In 17th century nautical battles colours (flags) were struck (lowered) as a mark of submission. It was also the custom in naval warfare to direct one's cannon fire at the opponent's ship's mast, thus disabling it. If all of a ship's masts were broken the captain usually had no alternative but to surrender. If the captain decided to fight on this was marked by hoisting the colours on the remnants of the ship's rigging, i.e. by 'nailing his colours to the mast'.
It is correct to use the English spelling, rather the the US 'nail one's colors to the mast', as the phrase originated in England. It is generally agreed that the expression was coined in reference to the exploits of the crew of the Venerable, at the Battle of Camperdown, a naval engagement that was fought between English and Dutch ships as part of the French Revolutionary Wars, in 1797.

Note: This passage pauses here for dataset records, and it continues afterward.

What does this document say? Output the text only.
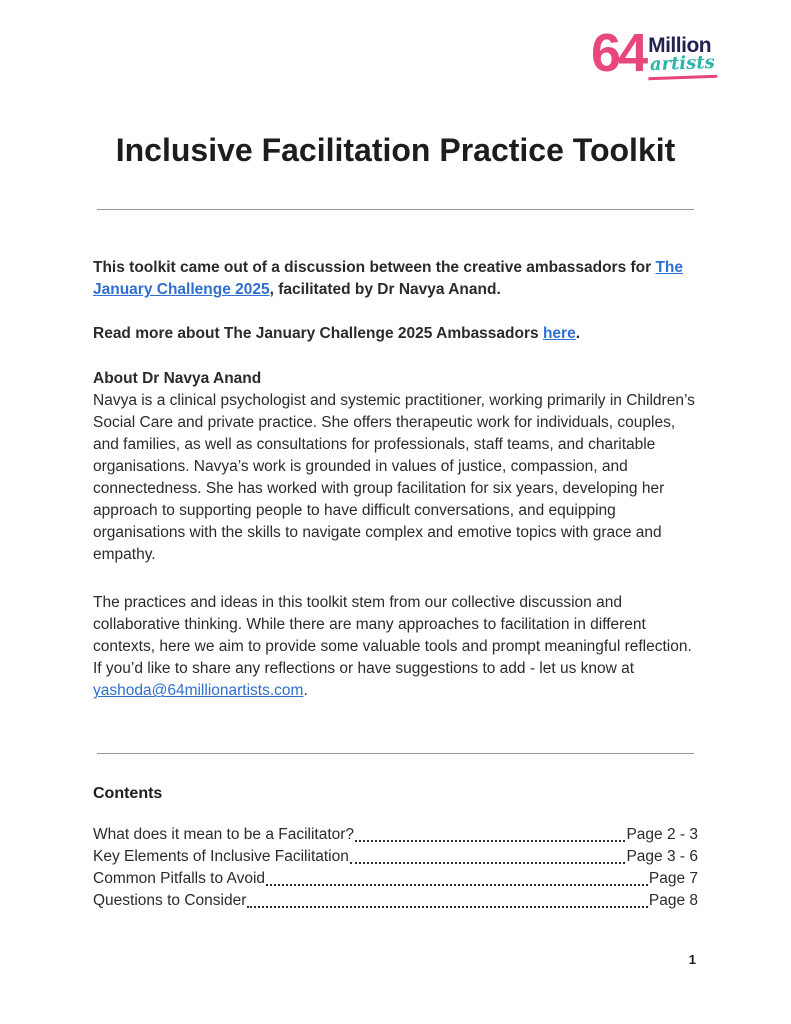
64 Million
artists
Inclusive Facilitation Practice Toolkit

This toolkit came out of a discussion between the creative ambassadors for The January Challenge 2025, facilitated by Dr Navya Anand.

Read more about The January Challenge 2025 Ambassadors here.

About Dr Navya Anand
Navya is a clinical psychologist and systemic practitioner, working primarily in Children’s Social Care and private practice. She offers therapeutic work for individuals, couples, and families, as well as consultations for professionals, staff teams, and charitable organisations. Navya’s work is grounded in values of justice, compassion, and connectedness. She has worked with group facilitation for six years, developing her approach to supporting people to have difficult conversations, and equipping organisations with the skills to navigate complex and emotive topics with grace and empathy.

The practices and ideas in this toolkit stem from our collective discussion and collaborative thinking. While there are many approaches to facilitation in different contexts, here we aim to provide some valuable tools and prompt meaningful reflection. If you’d like to share any reflections or have suggestions to add - let us know at yashoda@64millionartists.com.

Contents
What does it mean to be a Facilitator?	Page 2 - 3
Key Elements of Inclusive Facilitation	Page 3 - 6
Common Pitfalls to Avoid	Page 7
Questions to Consider	Page 8
1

The English fleet was led by the Venerable, the flagship of Admiral Adam Duncan. The battle didn't initially go well for the English. The mainmast of Duncan's vessel was struck and the admiral's blue squadronal standard was brought down. This could have been interpreted by the rest of the fleet as meaning that Duncan had surrendered. Step forward, horny-handed son of the sea and subsequent national hero, Jack Crawford. Crawford climbed what was left of the mast with the standard and nailed it back where it was visible to the rest of the fleet. This act proved crucial in the battle and Duncan's forces were eventually victorious. Some historians believe that the victory at Camperdown proved to be the end of the dominance of the Dutch at sea and the beginning of the period in which 'Britannia ruled the waves'. Crawford returned home to Sunderland to a hero's welcome.
The stalwart reputation of English seamen soon became part of the national consciousness. An address to the House of Commons by the playwright Richard Sheridan was reported in The Edinburgh Advertiser in January 1801:
"I have no hesitation in saying that the Maritime Law is the charter of our existence, the banner under which we all should rally; it is the flag which, imitating the example of our gallant seamen, we should nail to the mast of the nation, and go down with the vessel rather than strike it!"
The first use of the precise expression 'nail your colours to the mast' that I have found is from the English newspaper The Hereford Journal, August 1807. This reported a naval engagement between British and American ships in which the US captain surrendered without a fight, much to the disgust of his military superiors:
"You [Commodore James Barron] ought to have nailed your colours to the mast, and have fought whilst a timber remained on your ship."
Whether or not Jack Crawford was the first to 'nail his colours to the mast' we can't be completely sure, but it does look highly likely. The phrase wasn't known before his exploit and was widely used soon afterwards. Despite his heroic status, Crawford died a pauper and a drunkard and was buried in an unmarked grave. The local community raised a fund to erect a gravestone and later a commemorative statue. If you do have any doubts about Jack's role in linguistic history, it might be wise not to mention it in Sunderland.